I'm intrigued by this discussion about the differences between being a good general, a good ruler, and a good politician. Robb, Stannis, and Victarion are all good generals, and Tywin, Littlefinger, and Varys are all good politicians. But how many characters in this series are actually good at ruling, at managing the wishes of the nobility and the smallfolk? We see in ADWD that neither Jon or Dany are naturals at this -- they both make admirable efforts,  but Jon isn't able to strike a balance between the Night's Watch, the wildlings, and the Baratheon men, and Dany can't excel as much as she needs to because it's not something she truly wants. We know from her internal dialogue that she secretly despises the Meereenese, and truthfully what she wants is not to rule but to conquer; her exhilaration in ASOS versus her misery in ADWD are indicative of this. One could argue that Tywin was a good ruler, but Tywin doesn't strive for stability so much as he strives to further his own goals. He didn't kill every Reyne and Tarbeck, order his men to gang-rape Tysha, and set his most brutal men loose on the smallfolk to bring peace; he did it to wreak havoc on anyone who stepped on his ego.

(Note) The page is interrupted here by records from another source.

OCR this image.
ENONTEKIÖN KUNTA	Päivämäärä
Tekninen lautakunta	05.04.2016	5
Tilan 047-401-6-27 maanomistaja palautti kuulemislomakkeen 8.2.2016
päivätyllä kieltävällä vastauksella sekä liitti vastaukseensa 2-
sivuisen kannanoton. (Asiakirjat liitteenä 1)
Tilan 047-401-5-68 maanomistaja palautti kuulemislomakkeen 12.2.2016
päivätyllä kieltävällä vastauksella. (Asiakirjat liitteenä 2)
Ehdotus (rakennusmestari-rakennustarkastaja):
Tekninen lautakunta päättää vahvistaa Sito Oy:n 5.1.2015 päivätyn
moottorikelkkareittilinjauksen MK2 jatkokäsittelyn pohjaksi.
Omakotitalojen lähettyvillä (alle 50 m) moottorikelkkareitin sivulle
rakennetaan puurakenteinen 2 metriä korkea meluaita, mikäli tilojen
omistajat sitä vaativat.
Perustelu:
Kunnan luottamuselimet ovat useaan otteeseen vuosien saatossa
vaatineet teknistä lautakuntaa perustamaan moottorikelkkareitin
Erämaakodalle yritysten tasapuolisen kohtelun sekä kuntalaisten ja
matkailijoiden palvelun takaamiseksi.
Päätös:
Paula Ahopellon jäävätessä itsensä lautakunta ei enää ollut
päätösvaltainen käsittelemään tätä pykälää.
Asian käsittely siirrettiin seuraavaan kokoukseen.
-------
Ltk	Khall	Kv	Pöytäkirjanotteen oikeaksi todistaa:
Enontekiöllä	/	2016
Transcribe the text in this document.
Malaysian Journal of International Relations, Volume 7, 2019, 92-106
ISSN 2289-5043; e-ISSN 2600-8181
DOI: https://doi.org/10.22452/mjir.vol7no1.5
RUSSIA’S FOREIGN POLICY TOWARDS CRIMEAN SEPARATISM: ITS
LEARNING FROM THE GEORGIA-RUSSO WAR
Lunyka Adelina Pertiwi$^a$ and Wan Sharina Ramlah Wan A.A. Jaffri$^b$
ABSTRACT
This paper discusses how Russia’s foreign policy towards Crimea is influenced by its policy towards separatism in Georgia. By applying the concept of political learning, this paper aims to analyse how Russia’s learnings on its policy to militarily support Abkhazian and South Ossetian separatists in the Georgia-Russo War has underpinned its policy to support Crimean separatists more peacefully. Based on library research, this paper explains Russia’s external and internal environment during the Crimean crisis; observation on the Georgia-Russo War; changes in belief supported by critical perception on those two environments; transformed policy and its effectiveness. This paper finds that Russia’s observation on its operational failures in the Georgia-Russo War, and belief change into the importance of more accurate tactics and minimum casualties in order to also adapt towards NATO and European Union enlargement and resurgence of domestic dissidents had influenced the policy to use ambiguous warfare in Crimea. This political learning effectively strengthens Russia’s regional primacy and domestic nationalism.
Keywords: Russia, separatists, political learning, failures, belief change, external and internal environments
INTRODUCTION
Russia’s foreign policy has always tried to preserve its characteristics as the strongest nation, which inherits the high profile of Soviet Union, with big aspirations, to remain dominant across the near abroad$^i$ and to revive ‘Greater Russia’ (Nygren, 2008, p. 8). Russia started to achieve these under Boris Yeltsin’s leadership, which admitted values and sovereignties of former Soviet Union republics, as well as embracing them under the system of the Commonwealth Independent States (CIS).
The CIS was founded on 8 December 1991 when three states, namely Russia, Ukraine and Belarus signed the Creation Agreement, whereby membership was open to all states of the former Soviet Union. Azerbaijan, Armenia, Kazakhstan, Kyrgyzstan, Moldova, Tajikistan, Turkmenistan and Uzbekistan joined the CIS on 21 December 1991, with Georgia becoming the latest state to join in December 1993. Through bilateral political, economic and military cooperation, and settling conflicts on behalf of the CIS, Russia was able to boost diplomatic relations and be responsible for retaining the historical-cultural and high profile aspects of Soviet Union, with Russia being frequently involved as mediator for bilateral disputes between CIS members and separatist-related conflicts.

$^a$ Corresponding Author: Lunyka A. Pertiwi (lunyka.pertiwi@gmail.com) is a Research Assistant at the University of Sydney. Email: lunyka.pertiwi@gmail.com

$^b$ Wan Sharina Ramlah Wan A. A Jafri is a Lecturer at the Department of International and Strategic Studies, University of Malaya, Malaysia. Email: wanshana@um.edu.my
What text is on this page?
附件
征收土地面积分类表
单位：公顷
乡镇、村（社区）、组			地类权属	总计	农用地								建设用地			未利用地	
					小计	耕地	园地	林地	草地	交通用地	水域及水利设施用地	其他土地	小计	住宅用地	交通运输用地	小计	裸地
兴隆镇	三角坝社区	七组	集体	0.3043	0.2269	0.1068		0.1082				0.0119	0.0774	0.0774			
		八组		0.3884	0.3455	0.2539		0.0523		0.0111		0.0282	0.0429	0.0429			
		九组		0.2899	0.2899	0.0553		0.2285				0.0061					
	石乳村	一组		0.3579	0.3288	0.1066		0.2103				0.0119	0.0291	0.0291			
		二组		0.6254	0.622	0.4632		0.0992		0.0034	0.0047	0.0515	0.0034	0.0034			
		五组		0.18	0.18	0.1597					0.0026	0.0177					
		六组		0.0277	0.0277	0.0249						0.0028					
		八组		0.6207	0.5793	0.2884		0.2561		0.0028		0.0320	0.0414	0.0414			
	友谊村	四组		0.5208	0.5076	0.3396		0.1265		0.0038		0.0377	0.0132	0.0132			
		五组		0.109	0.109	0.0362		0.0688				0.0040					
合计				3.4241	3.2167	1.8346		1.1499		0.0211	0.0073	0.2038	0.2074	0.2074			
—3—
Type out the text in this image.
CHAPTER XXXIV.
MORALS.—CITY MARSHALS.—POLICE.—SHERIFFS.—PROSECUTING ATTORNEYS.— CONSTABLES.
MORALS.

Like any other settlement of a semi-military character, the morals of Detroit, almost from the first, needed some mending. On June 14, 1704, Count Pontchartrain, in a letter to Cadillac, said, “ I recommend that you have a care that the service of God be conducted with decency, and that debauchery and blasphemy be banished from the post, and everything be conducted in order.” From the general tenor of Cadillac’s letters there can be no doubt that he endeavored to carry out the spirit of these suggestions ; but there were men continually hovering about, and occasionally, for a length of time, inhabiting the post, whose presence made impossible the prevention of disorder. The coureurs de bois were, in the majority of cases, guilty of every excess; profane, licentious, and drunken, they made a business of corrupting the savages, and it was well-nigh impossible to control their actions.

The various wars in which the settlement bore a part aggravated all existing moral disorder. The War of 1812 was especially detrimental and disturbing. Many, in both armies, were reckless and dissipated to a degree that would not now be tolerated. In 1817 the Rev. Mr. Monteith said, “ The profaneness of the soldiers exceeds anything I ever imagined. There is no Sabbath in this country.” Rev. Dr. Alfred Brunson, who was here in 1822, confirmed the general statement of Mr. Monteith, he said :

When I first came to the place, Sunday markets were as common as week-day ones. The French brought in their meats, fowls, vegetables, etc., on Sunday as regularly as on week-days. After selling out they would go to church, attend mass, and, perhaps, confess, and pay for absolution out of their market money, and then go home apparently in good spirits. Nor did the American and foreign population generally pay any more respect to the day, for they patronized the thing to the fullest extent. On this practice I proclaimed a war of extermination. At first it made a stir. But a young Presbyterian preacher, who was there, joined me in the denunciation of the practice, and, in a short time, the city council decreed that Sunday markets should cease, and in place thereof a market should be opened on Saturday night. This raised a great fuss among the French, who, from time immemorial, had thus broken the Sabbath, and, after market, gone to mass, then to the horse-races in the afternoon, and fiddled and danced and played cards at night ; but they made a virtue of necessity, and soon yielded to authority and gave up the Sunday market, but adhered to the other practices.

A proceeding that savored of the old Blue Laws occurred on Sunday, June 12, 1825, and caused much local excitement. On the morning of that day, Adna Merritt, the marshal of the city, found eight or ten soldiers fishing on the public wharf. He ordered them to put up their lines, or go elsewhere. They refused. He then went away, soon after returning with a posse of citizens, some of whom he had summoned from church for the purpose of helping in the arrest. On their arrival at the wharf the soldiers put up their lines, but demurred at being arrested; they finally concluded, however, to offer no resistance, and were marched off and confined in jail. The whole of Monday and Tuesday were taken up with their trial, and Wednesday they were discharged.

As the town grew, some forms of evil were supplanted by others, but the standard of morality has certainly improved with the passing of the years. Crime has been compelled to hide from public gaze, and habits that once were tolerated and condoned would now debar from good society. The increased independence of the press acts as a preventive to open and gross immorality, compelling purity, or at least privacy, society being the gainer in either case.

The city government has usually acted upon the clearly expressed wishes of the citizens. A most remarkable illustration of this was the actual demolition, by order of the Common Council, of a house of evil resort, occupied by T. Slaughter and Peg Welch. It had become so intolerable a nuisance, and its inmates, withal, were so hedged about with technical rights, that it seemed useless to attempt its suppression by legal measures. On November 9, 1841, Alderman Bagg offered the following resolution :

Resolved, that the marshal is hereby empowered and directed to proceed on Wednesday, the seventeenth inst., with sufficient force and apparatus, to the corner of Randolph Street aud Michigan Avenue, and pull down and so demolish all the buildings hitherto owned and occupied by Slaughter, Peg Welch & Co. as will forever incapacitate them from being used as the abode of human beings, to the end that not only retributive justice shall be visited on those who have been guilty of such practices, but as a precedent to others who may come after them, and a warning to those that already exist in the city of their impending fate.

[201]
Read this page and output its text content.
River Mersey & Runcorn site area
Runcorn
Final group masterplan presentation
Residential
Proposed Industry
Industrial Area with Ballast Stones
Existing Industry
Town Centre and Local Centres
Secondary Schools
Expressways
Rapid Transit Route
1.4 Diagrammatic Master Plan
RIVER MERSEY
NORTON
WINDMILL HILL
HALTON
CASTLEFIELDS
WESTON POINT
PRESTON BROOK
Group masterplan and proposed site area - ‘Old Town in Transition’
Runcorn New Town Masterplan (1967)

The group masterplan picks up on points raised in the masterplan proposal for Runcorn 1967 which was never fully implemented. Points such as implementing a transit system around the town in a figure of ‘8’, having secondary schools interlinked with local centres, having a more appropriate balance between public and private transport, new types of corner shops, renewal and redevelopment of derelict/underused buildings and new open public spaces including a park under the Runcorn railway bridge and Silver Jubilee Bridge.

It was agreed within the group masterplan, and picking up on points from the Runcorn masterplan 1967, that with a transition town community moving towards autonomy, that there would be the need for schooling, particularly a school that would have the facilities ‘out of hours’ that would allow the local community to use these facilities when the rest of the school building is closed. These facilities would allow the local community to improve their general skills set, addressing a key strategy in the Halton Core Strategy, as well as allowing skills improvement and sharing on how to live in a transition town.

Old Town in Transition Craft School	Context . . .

So who in this series is a good leader? Well, for one, Ned. There's a reason why the lords are still loyal to him long after his death, the roads of the North were safe to travel, and even the wildlings that come to rescue Jeyne Poole honor his memory. Ned wasn't a politician, nor was he renowned for his military prowess, but he was a level-headed ruler who left a good impression on rich and poor alike. And I think Bran showed an aptitude for this as well when he was the prince of Winterfell in ACOK. Luwin told Bran he was "his father's son" with his dying breath, and I am curious to see if--assuming he doesn't completely check out after realizing the full extent of his powers--he will one day take on his father's role as the ruler of the North.